Both the WebUI and CLI route bulk event requests through the isi_papi_d service, where the event occurrences handler orchestrates the overall operation. The handler begins by authenticating the request and validating the input, then verifies all provided event group IDs and filters out any that are invalid. Only confirmed IDs are allowed to proceed, and these are deterministically grouped and executed together within a single transaction. The workflow is initiated through a request to the bulk endpoint, and the remaining valid events are processed as part of one automated transaction. If all steps complete successfully, the API returns a success response; if any step fails, the transaction is rolled back and an appropriate error is returned. No additional configuration is required, as bulk resolution leverages the existing PUT API and follows the same authentication and permission model.
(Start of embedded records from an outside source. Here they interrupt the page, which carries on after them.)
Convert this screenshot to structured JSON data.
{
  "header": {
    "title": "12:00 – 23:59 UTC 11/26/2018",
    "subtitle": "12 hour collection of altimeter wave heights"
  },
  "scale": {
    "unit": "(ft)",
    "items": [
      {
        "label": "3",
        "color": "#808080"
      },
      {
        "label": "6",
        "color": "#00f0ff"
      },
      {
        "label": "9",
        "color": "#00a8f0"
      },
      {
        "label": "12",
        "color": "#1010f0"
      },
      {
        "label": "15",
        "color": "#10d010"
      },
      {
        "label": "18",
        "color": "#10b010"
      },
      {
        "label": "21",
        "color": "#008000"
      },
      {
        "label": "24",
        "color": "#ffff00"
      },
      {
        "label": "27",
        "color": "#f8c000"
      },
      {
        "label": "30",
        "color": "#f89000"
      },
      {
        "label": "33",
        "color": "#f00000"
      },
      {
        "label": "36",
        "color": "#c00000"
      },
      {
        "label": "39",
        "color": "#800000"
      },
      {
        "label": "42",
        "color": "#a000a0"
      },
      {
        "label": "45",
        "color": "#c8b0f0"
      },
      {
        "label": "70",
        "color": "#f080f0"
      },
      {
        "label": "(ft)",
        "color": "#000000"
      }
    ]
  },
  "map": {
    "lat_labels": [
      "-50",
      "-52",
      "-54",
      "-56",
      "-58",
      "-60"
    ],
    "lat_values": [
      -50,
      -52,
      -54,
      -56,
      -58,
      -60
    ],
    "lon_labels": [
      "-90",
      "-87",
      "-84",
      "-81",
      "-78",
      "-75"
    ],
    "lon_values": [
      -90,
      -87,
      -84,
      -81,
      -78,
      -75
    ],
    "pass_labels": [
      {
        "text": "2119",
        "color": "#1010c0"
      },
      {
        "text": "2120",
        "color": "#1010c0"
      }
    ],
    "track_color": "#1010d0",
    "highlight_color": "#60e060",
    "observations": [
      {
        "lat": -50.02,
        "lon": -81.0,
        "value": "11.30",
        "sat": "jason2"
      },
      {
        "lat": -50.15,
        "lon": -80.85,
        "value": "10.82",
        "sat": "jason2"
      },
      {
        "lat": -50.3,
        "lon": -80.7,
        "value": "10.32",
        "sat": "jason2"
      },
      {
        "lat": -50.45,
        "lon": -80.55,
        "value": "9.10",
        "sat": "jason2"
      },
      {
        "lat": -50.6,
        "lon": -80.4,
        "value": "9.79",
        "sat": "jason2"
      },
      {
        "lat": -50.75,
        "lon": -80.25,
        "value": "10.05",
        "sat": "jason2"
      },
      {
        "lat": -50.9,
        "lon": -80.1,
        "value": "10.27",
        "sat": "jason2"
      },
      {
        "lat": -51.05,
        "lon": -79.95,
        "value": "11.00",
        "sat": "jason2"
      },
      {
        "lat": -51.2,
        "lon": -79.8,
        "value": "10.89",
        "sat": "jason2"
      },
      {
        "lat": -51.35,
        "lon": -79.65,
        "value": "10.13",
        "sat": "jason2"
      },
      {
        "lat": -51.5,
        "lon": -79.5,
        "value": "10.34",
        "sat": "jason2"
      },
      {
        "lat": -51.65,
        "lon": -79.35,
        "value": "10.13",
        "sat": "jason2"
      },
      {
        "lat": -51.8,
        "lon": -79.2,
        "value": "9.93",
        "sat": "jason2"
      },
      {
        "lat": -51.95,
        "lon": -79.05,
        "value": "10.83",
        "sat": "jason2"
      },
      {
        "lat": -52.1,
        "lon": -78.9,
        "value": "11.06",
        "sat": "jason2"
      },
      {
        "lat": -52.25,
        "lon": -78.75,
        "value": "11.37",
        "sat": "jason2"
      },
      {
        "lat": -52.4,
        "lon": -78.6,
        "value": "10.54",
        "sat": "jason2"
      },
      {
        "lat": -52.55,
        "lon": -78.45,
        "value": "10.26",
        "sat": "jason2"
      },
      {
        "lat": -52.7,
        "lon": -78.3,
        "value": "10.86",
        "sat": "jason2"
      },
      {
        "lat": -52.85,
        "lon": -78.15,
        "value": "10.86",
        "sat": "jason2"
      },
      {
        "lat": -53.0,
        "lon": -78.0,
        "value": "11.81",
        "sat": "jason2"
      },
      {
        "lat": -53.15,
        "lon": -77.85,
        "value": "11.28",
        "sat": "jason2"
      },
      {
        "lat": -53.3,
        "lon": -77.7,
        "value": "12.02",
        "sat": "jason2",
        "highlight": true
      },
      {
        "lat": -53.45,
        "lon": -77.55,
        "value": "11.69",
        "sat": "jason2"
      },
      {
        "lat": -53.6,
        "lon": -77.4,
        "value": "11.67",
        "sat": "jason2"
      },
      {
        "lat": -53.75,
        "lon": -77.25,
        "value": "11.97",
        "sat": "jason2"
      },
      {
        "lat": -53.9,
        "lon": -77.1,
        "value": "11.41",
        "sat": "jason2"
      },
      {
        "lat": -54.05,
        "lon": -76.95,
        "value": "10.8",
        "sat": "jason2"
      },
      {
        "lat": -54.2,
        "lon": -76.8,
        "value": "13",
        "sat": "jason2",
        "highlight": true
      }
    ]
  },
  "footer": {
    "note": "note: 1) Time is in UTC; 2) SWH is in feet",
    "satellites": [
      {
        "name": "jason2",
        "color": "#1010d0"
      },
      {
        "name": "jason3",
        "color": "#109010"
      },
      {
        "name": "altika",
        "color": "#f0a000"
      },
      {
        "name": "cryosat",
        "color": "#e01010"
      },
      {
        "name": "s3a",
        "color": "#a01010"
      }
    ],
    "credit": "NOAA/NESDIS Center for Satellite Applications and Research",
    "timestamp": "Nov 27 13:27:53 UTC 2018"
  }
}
When multiple event IDs are supplied as an array, the backend automatically processes them in bulk mode, without requiring feature flags, database changes, or service configuration updates.
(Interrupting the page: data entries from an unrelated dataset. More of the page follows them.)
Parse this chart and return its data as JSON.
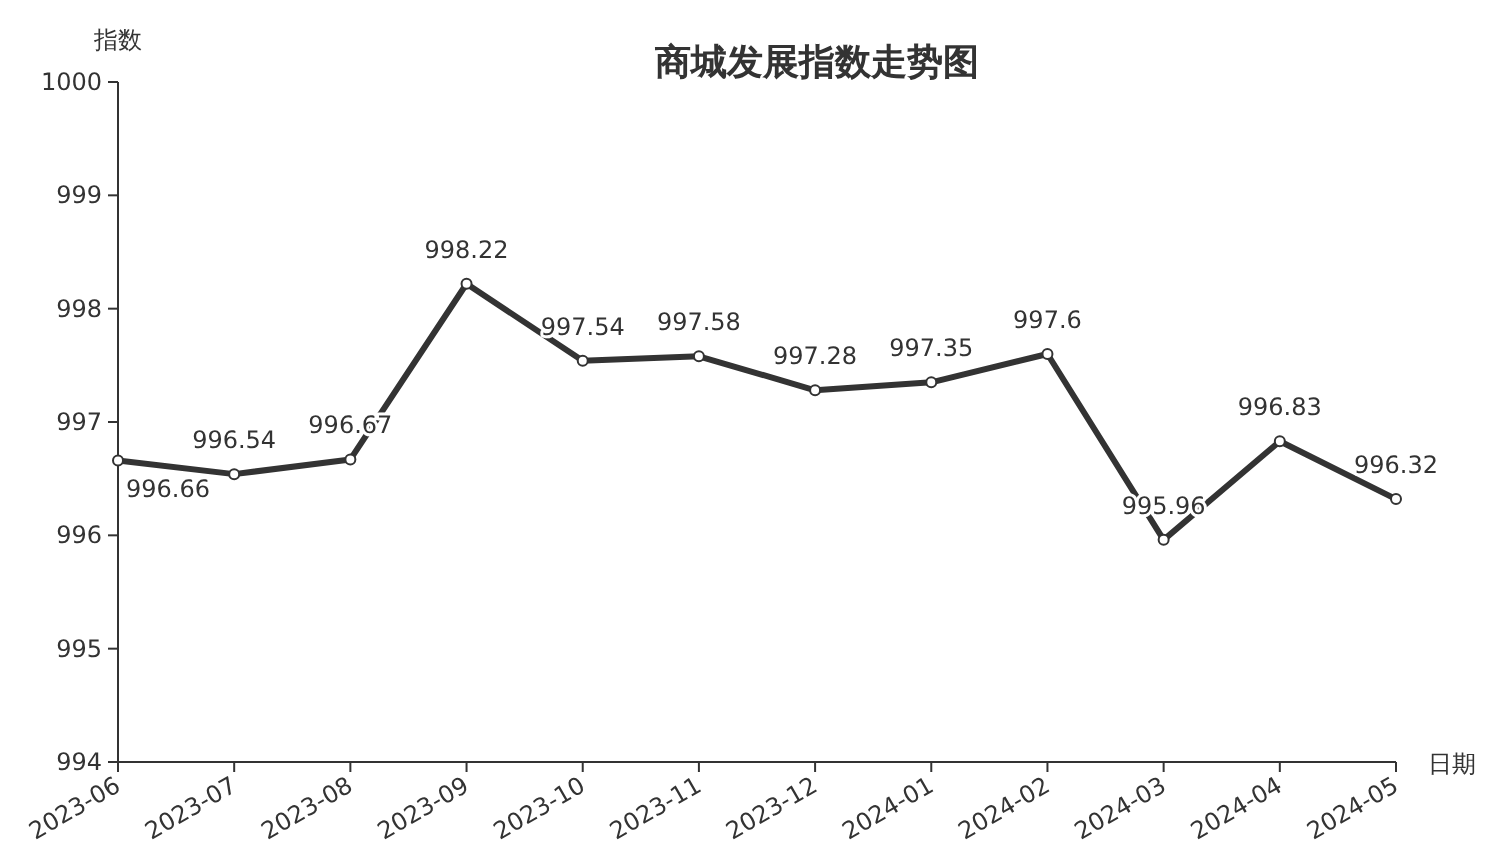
{
  "chart_data": {
    "type": "line",
    "title": "商城发展指数走势图",
    "ylabel": "指数",
    "xlabel": "日期",
    "categories": [
      "2023-06",
      "2023-07",
      "2023-08",
      "2023-09",
      "2023-10",
      "2023-11",
      "2023-12",
      "2024-01",
      "2024-02",
      "2024-03",
      "2024-04",
      "2024-05"
    ],
    "series": [
      {
        "color": "#333333",
        "values": [
          996.66,
          996.54,
          996.67,
          998.22,
          997.54,
          997.58,
          997.28,
          997.35,
          997.6,
          995.96,
          996.83,
          996.32
        ]
      }
    ],
    "ylim": [
      994,
      1000
    ],
    "yticks": [
      994,
      995,
      996,
      997,
      998,
      999,
      1000
    ],
    "grid": false,
    "marker": "circle",
    "line_style": "solid",
    "data_labels": true
  }
}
Bulk event actions can be managed from the OneFS WebUI under ‘Cluster management > Events and alerts > Event group history’:

Multiple event groups can be selected and resolved or ignored as a single collective action:

Or from the OneFS ClI using the following syntax:
# isi event groups bulk -–resolved true -–eventgroup_ids=<x,x,x,...>
After the action is confirmed, the WebUI submits the bulk request and processes it asynchronously in the background:

Upon successful completion of the bulk resolution operation, the WebUI displays a success banner to confirm the result:

If the request includes invalid event IDs, those IDs are filtered out during validation, and the response clearly identifies which events were successfully resolved and which were skipped. For example, from the CLI:
# isi event groups bulk -–resolved true -–eventgroup_ids=55,56,250 Resolved event-groups: 55,56 Skipped event-groups: 250 #
By consolidating processing into a single atomic operation, redundant requests are eliminated, performance is improved, and consistent, reliable outcomes are maintained even under high‑load conditions. This approach delivers a faster experience for cluster administrators, increases overall system resilience, and simplifies end‑to‑end automation.
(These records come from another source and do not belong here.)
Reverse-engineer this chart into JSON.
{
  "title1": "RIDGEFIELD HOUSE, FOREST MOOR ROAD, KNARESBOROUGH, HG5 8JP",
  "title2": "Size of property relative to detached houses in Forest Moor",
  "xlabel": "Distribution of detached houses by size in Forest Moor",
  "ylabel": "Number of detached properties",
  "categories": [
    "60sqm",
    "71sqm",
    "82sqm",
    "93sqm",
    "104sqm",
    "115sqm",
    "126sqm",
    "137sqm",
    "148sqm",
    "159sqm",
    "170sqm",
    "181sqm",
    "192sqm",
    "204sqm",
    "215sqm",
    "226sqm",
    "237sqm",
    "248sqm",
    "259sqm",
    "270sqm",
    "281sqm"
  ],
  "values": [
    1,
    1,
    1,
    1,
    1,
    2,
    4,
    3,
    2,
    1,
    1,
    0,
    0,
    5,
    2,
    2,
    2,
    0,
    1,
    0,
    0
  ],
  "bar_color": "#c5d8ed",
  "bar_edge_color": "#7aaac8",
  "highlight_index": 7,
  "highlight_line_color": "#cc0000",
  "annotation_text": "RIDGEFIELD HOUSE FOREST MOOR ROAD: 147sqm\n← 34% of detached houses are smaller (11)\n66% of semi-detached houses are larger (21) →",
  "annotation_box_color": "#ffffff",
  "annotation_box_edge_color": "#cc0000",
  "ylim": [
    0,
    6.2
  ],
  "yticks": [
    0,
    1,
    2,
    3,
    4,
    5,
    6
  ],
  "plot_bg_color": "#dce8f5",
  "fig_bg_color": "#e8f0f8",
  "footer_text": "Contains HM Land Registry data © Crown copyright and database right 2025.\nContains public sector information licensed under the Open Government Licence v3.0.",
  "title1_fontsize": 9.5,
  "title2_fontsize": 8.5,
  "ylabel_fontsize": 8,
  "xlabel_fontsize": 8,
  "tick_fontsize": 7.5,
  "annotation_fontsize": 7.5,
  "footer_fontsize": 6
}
If a bulk request fails, begin by confirming that the payload includes a valid array of event IDs and that the appropriate permissions are in place. Next, review the API log messages at /var/log/isi_papi_d.log. Because execution is atomic for the validated set, any failure during processing triggers a rollback of the entire transaction, with the API response and logs providing clear indicators of the underlying cause.